I spent my first sober summer in treatment. I was 22 and my daughter was four. I was “taking time to care for myself,” but really I was just learning how to exist without alcohol as an option.
After the fog cleared and the desperation subsided, I realized how completely unfortunate it was that I had chosen to get my shit together during the most socially acceptable season to get wasted.
From detox, I went to a shelter in downtown Boston. There was (obviously) a swanky little bar across the street, because Boston has no shame in its game, and also because even the lot across from a smelly homeless shelter is prime real estate.
The world had gone right on spinning, when I got sober, and apparently had absolutely no regard for my feelings. I’ll never forget the name of it — The Good Life.
Those words could not have more accurately summed up the way I had felt about my drinking before my mail was forwarded to a homeless shelter. Every single thing I owned was crammed into a big red duffle bag, and no one was taking or returning my calls.

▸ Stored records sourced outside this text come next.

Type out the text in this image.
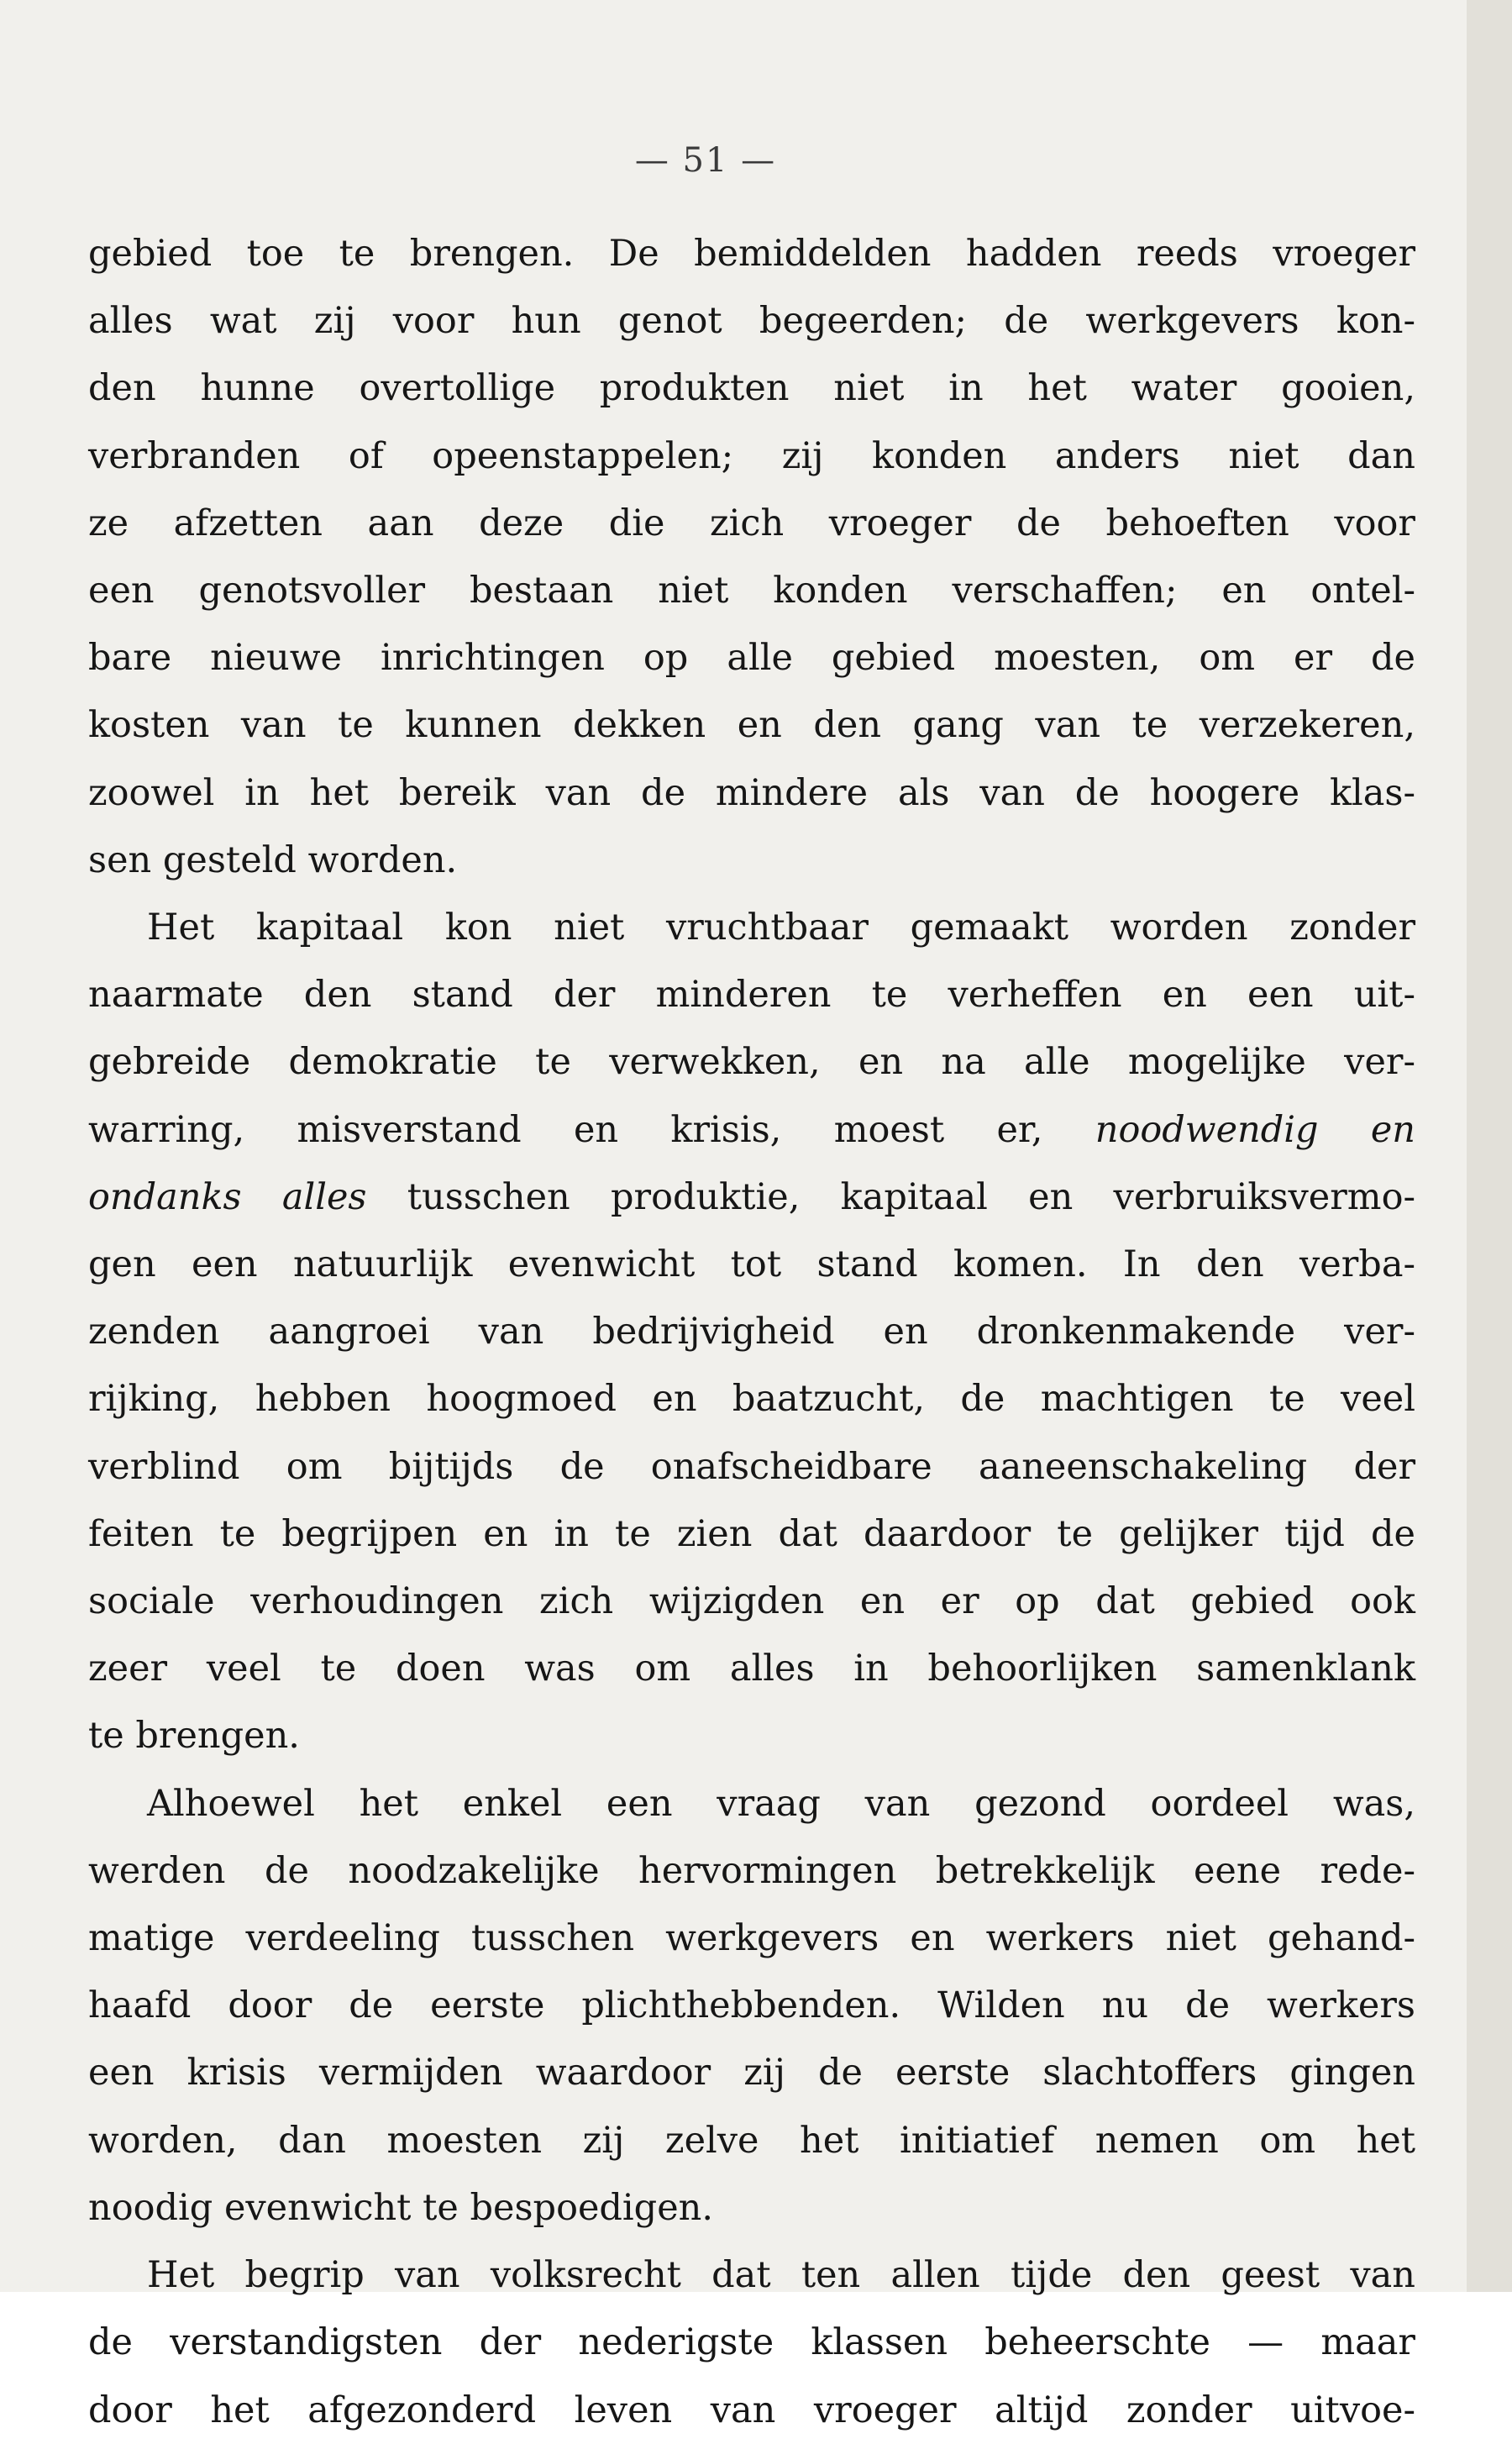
— 51 —
gebied toe te brengen. De bemiddelden hadden reeds vroeger
alles wat zij voor hun genot begeerden; de werkgevers kon-
den hunne overtollige produkten niet in het water gooien,
verbranden of opeenstappelen; zij konden anders niet dan
ze afzetten aan deze die zich vroeger de behoeften voor
een genotsvoller bestaan niet konden verschaffen; en ontel-
bare nieuwe inrichtingen op alle gebied moesten, om er de
kosten van te kunnen dekken en den gang van te verzekeren,
zoowel in het bereik van de mindere als van de hoogere klas-
sen gesteld worden.
Het kapitaal kon niet vruchtbaar gemaakt worden zonder
naarmate den stand der minderen te verheffen en een uit-
gebreide demokratie te verwekken, en na alle mogelijke ver-
warring, misverstand en krisis, moest er, noodwendig en
ondanks alles tusschen produktie, kapitaal en verbruiksvermo-
gen een natuurlijk evenwicht tot stand komen. In den verba-
zenden aangroei van bedrijvigheid en dronkenmakende ver-
rijking, hebben hoogmoed en baatzucht, de machtigen te veel
verblind om bijtijds de onafscheidbare aaneenschakeling der
feiten te begrijpen en in te zien dat daardoor te gelijker tijd de
sociale verhoudingen zich wijzigden en er op dat gebied ook
zeer veel te doen was om alles in behoorlijken samenklank
te brengen.
Alhoewel het enkel een vraag van gezond oordeel was,
werden de noodzakelijke hervormingen betrekkelijk eene rede-
matige verdeeling tusschen werkgevers en werkers niet gehand-
haafd door de eerste plichthebbenden. Wilden nu de werkers
een krisis vermijden waardoor zij de eerste slachtoffers gingen
worden, dan moesten zij zelve het initiatief nemen om het
noodig evenwicht te bespoedigen.
Het begrip van volksrecht dat ten allen tijde den geest van
de verstandigsten der nederigste klassen beheerschte — maar
door het afgezonderd leven van vroeger altijd zonder uitvoe-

We had to be on our floor no later than 10:00pm, and I would often sit on the sill of the very large window staring at The Good Life. I would watch groups of women my age enter the bar dressed to kill with sexy high heels, my face hot with envy. I would have given anything at that point to go back in time to the fun of all night partying.
Eventually, I would make my way to my top bunk and stare at the ceiling; the sounds of the bar finding their way up every time someone opened the door to enter or leave. The music and laughter pulled so hard at my desire for “normal.” Why couldn’t I be over there instead of here? How had I gotten here from there? What did those girls have that I didn’t?

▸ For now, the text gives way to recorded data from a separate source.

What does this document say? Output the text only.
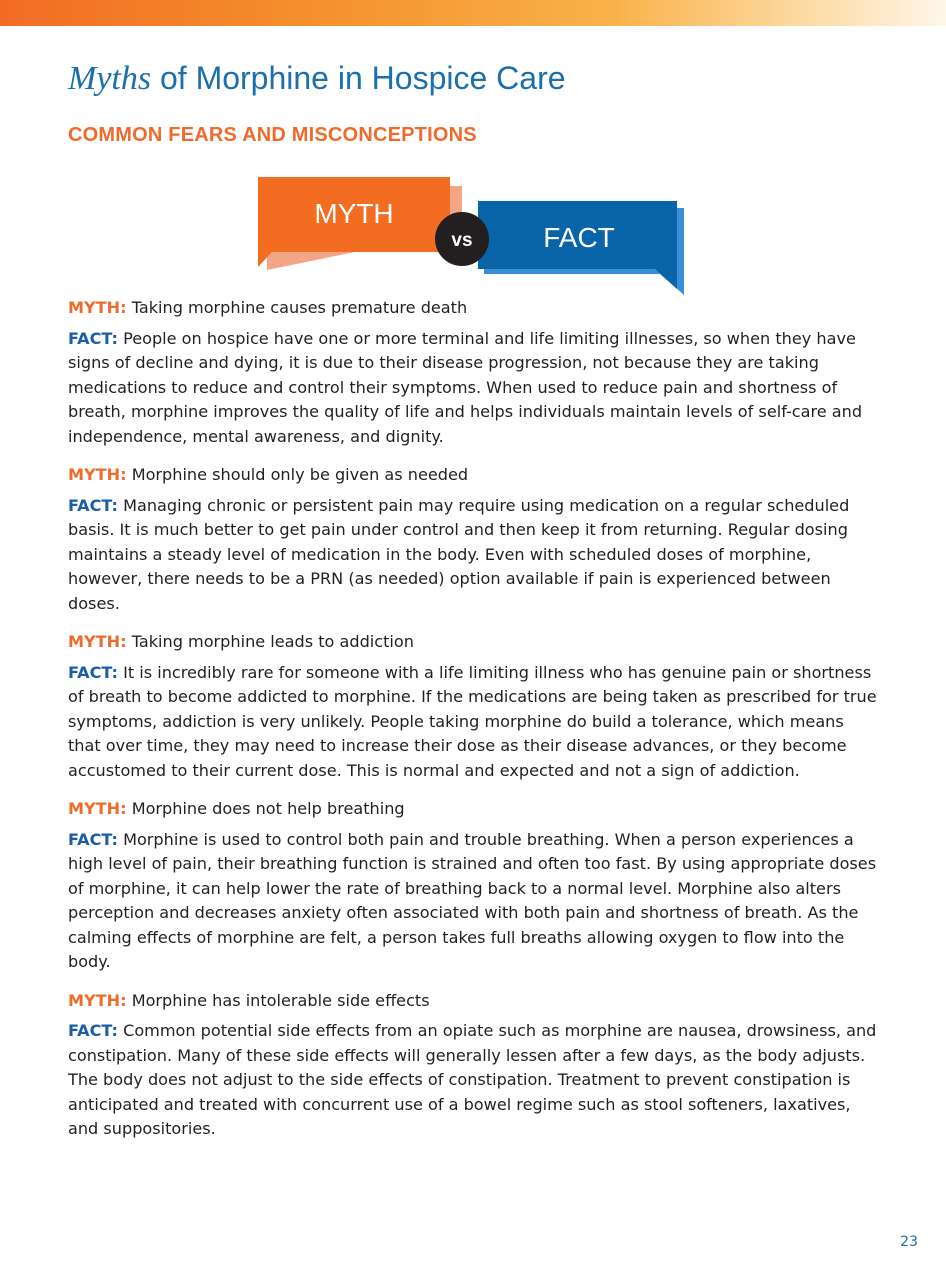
Myths of Morphine in Hospice Care
COMMON FEARS AND MISCONCEPTIONS
MYTH
FACT
vs

MYTH: Taking morphine causes premature death

FACT: People on hospice have one or more terminal and life limiting illnesses, so when they have signs of decline and dying, it is due to their disease progression, not because they are taking medications to reduce and control their symptoms. When used to reduce pain and shortness of breath, morphine improves the quality of life and helps individuals maintain levels of self-care and independence, mental awareness, and dignity.

MYTH: Morphine should only be given as needed

FACT: Managing chronic or persistent pain may require using medication on a regular scheduled basis. It is much better to get pain under control and then keep it from returning. Regular dosing maintains a steady level of medication in the body. Even with scheduled doses of morphine, however, there needs to be a PRN (as needed) option available if pain is experienced between doses.

MYTH: Taking morphine leads to addiction

FACT: It is incredibly rare for someone with a life limiting illness who has genuine pain or shortness of breath to become addicted to morphine. If the medications are being taken as prescribed for true symptoms, addiction is very unlikely. People taking morphine do build a tolerance, which means that over time, they may need to increase their dose as their disease advances, or they become accustomed to their current dose. This is normal and expected and not a sign of addiction.

MYTH: Morphine does not help breathing

FACT: Morphine is used to control both pain and trouble breathing. When a person experiences a high level of pain, their breathing function is strained and often too fast. By using appropriate doses of morphine, it can help lower the rate of breathing back to a normal level. Morphine also alters perception and decreases anxiety often associated with both pain and shortness of breath. As the calming effects of morphine are felt, a person takes full breaths allowing oxygen to flow into the body.

MYTH: Morphine has intolerable side effects

FACT: Common potential side effects from an opiate such as morphine are nausea, drowsiness, and constipation. Many of these side effects will generally lessen after a few days, as the body adjusts. The body does not adjust to the side effects of constipation. Treatment to prevent constipation is anticipated and treated with concurrent use of a bowel regime such as stool softeners, laxatives, and suppositories.

23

I would drift off to sleep with these questions on my heart.
Most nights – somewhere around 2am – I would be awakened by people leaving The Good Life. By that time, the scene had changed. The heels had come off, and the laughter turned to tears. Someone was usually yelling. And from that same window across the same street I would sit and watch. Watch as The Good Life lost its luster, and the realities drifted out and away. I could literally smell the disappointment and regret.
Every summer I reflect back on those first months of sobriety, and how none of it was terribly easy. I think of all the people who played a vital role in my existence without alcohol — some intentionally and others completely unaware of their impact.
When I start romanticizing a drink by the pool or convince myself that I miss The Good Life, I think of the relief I felt on the other side of the street at 2am. I think of how I got there and why I stayed. I thank God I got there and stayed; especially when I think of all the bunkmates I lost that year to “one more night.”
I know I’m not the only one who romances maybes and what-ifs, and the anxieties of a global pandemic don’t make it any easier. I imagine the highest rate of increased drinking and reoccurrence after a bout of abstinence, and I know and understand the why. I’m experiencing the pull and desire for escape even now, 20 years without a drink, and as I type this.
Unfortunately for some, The Good Life loses its luster when the clock strikes two. The shiny carriage turns back into a pumpkin, the people we arrived with turn into rodents and scatter, and no one can even be bothered to help us find our wallet, car, or underwear.
It’s okay to miss “the good life,” and sometimes I do. I just also keep in mind the very long, shameful walk that landed me to the other side of the road. I have to remind myself that I am not a Disney princess, and whether or not my story ends happily, is entirely up to me.